Saudi Basic Industries Corp. (SABIC) has signed a letter of intent with Japanese firm Toyo Engineering Corporation to design and construct a 700,000 metric tpa ethylene glycol plant to be built at the Yanbu National Petrochemical Co. (YANSAB) site. The new plant will boost SABIC's position as a leading global producer of EG, and help enhance the company's competitive position both worldwide and in the Middle East.
By 2006, SABIC's total EG production will meet over 20% of global demand and is expected to reach 3.5 million mta. OF this, 1.5 million mt will be produced at SHARQ (Eastern Petrochemical Company, Al-Jubail); 1.20 million mt at UNITED (Jubail United Petrochemical Company); 800,000 mt at YANPET (Saudi-Yanbu Petorchemical Company, Yanbu).
Faced with competition from Europe and the U.S., Saudi Basic, the world's largest chemical company by market value, plans to invest US$8 billion over the next 3 years to raise output. SABIC enjoys the advantage of proximity to readily available cheaper feedstock as compared to its European and American counterparts, who are in a constant struggle with rising costs for oil feedstock.
This is the third plant project which SABIC has initiated within this complex, located at Yanbu Industrial City.
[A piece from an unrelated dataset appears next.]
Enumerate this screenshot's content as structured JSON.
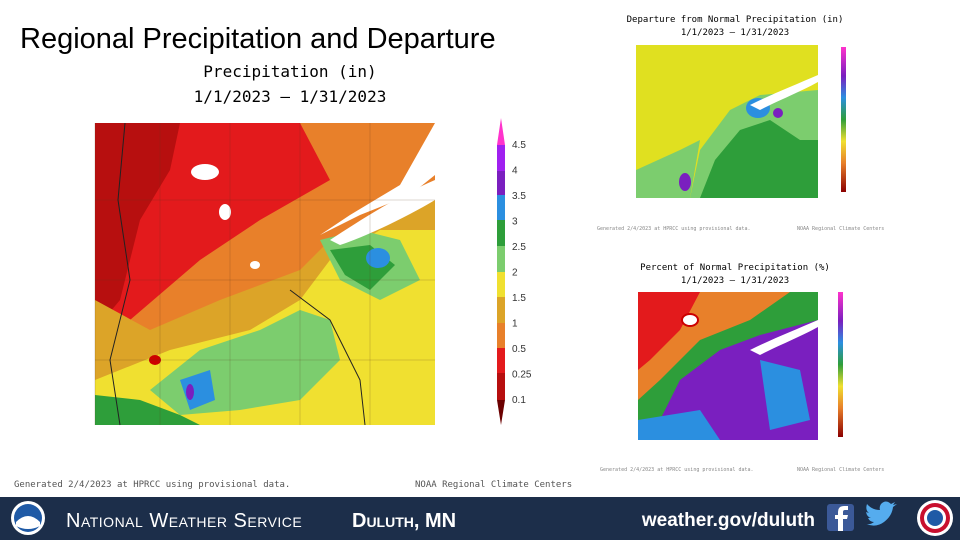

YANSAB is the most recent SABIC affiliate in the Kingdom which will be the largest petrochemical complex with annual capacity exceeding 4 million MT of various petrochemical products including 1.3 million MT of Ethylene, 400,000 MT of Propylene, 900,000 MT of Polyethylene, 400,000 MT of Polypropylene, 700,000 MT of Mono Ethylene Glycol, 250,000 of Benzene and mixed of Xylene and Toluene, and 100,000 MT of Butene-1 and Butane-2.